In the wake of the recent terrorist attacks in Paris and Mali, Brooklyn Borough President Eric L. Adams last Friday held the first of what he said will be a series of ongoing counterterrorism security meetings.
“New York City continues to be an attractive target to those who want to harm America, and the terror attacks on Paris have made clear that there is a new norm for which we must be prepared,” said Adams, stating that the security meetings is aimed at hardening “the soft targets in our borough.”
He said over 20 entertainment venue owners in the borough met with him last Friday, as well as leadership from the New York City Police Department (NYDP) and New York City Office of Emergency Management “to share best practices and receive access to basic training services.
“While there is currently no credible or specific threat against our borough, local establishments must prepare to expect the unexpected,” Adams said. “Whether big and small, they must factor this potential into their business plans.
“We all need to stay one step ahead of those with ill will against us in this marathon race of good versus evil,” he added. “We will never surrender to fear in Brooklyn and New York City, and we should proceed with life in America’s fourth-largest city confident in and committed to safety.”

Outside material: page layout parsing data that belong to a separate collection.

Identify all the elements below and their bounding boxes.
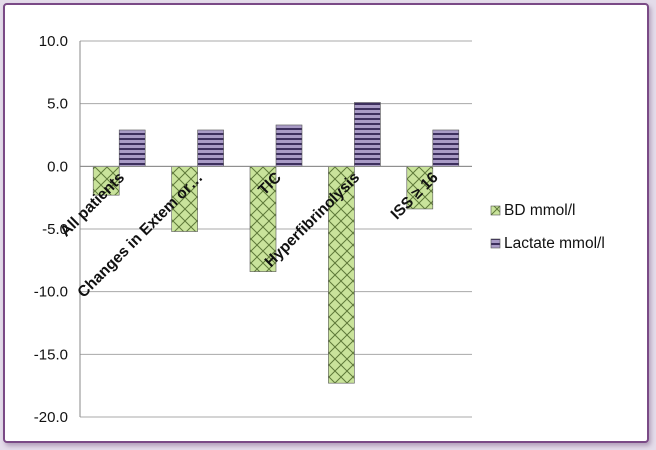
chart-frame: 10.0 5.0 0.0 -5.0 -10.0 -15.0 -20.0 All patient…	[3, 3, 649, 443]
y-tick-label: -5.0	[42, 221, 68, 238]
bar-bd-2	[249, 166, 277, 272]
legend-swatch-bd	[490, 205, 501, 216]
bar-chart: 10.0 5.0 0.0 -5.0 -10.0 -15.0 -20.0 All patient…	[34, 33, 605, 426]
y-tick-label: 5.0	[47, 96, 68, 113]
y-tick-label: 10.0	[39, 33, 68, 50]
bar-bd-1	[171, 166, 198, 232]
bar-lactate-1	[197, 129, 224, 167]
y-tick-label: -15.0	[34, 346, 68, 363]
y-tick-label: 0.0	[47, 158, 68, 175]
legend-label-bd: BD mmol/l	[504, 202, 575, 219]
bar-bd-0	[92, 166, 120, 196]
bar-lactate-4	[432, 129, 460, 167]
bar-bd-4	[406, 166, 434, 210]
bar-bd-3	[328, 166, 355, 384]
legend-swatch-lactate	[490, 238, 501, 249]
bar-lactate-2	[275, 124, 303, 167]
y-tick-label: -20.0	[34, 409, 68, 426]
y-tick-label: -10.0	[34, 284, 68, 301]
category-label: All patients	[57, 169, 128, 240]
bar-lactate-3	[354, 102, 381, 167]
legend-label-lactate: Lactate mmol/l	[504, 235, 605, 252]
bar-lactate-0	[118, 129, 146, 167]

The recent attacks in Paris and Beirut and the downing of a Russian airliner in Egypt were the first results of a centrally planned terrorism campaign by a wing of the Islamic State leadership that oversees “external” targets, said the New York Times on Monday, attributing its information to American and European intelligence officials.
The paper states the Islamic State’s overseas operations planning cell offers strategic guidance, training and funding for actions aimed at inflicting the maximum possible civilian casualties, but leaves the task of picking the time, place and manner of the attacks largely to trusted operatives on the ground.
Carrying out attacks far from the Islamic State’s base in Iraq and Syria represents an evolution of the group’s previous model of exhorting followers to take up arms wherever they live — but without significant help from the group, the Times said.
“And it upends the view held by the United States and its allies of the Islamic State as a regional threat, with a new assessment that the group poses a whole new set of risks,” the paper said.
It said one possible motivation of the change in strategy by the Islamic State, also called ISIS or ISIL, is to seize leadership of the global jihad from Al Qaeda — from which the Islamic State broke away in 2013.
The Times said the attack on the Radisson Blu hotel in Mali on Friday was probably carried out by two Qaeda-linked groups, suggesting, as one senior European counterterrorism official put it, “The race is on between ISIS and Al Qaeda to see who can attack the West the best.”
American and European intelligence officials said they based their new assessment of the external operations structure on intercepted communications, the Islamic State’s own propaganda, and other intelligence, according to the Times.